The Covid-19 pandemic cruelly exposed the challenges that humanity faces at the beginning of the 21st century, especially the relationship that society maintains with the Earth's natural resources and goods. One of them is water. Deforestation of biomes, acidification, pollution and waste in the oceans, pollution, degradation and extinction of life in freshwater bodies. There are many human actions that result in the destruction of biodiversity and compromise our water security. The date established by the United Nations as World Water Day should serve as a call for reflection and action.

In Rio de Janeiro, at the beginning of the pandemic, while scientists warned about the need for hand hygiene, many favelas, communities and villages did not even have access to drinking water. We know that these areas are particularly concentrated in Black and Indigenous populations. Precarious access to water is also deeply related to zip code, color, and race; therefore, this is a point of attention.

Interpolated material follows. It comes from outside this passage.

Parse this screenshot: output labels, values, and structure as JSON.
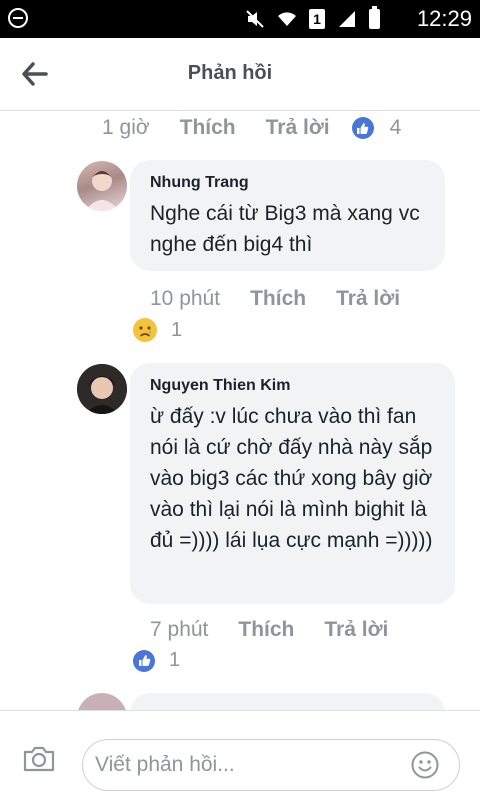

The city was experiencing a supply crisis that led many residents to become ill and have to buy bottled water.

The quality of the water we receive in our homes and workplaces depends not only on good treatment but also on the preservation of our watershed and the recovery of degraded areas through basic sanitation, reforestation, and proper solid waste collection. These principles, moving towards a circular economy, are still underdeveloped in the country but should be at the center of public policies to be implemented.

At IDG, we believe in multi-sectoral collaboration where actions are carried out by public and private entities and civil society organizations, the only way to achieve efficient and democratic governance. Among other actions, we support the Guanabara Bay Observatory, a beacon for monitoring and developing projects that contribute to the depollution of the Bay. We manage the Forests of Tomorrow project, which, in partnership with the State Government, will reforest 1,100 hectares of Atlantic Forest in the State. At the Museum of Tomorrow, which since 2020 has been promoting debates on the Decade of the Oceans, established by the UN starting in 2021, we are participating in the #NoWasteChallenge, an initiative that will award projects with proposals for the depollution of the oceans.

Covid-19 has shown us that there is no time to lose and that we run serious risks of suffering from other pandemics if we do not act with more awareness and planning. Regarding water, and the life it provides, society needs to react, change its consumption habits, and pressure governments and companies to modify current ways of producing and consuming. Water is a resource for everyone and must be preserved to guarantee well-being and, ultimately, the very survival of humanity and nature in our time—this marvelous biodiversity that we love, in the home we inhabit together, Earth.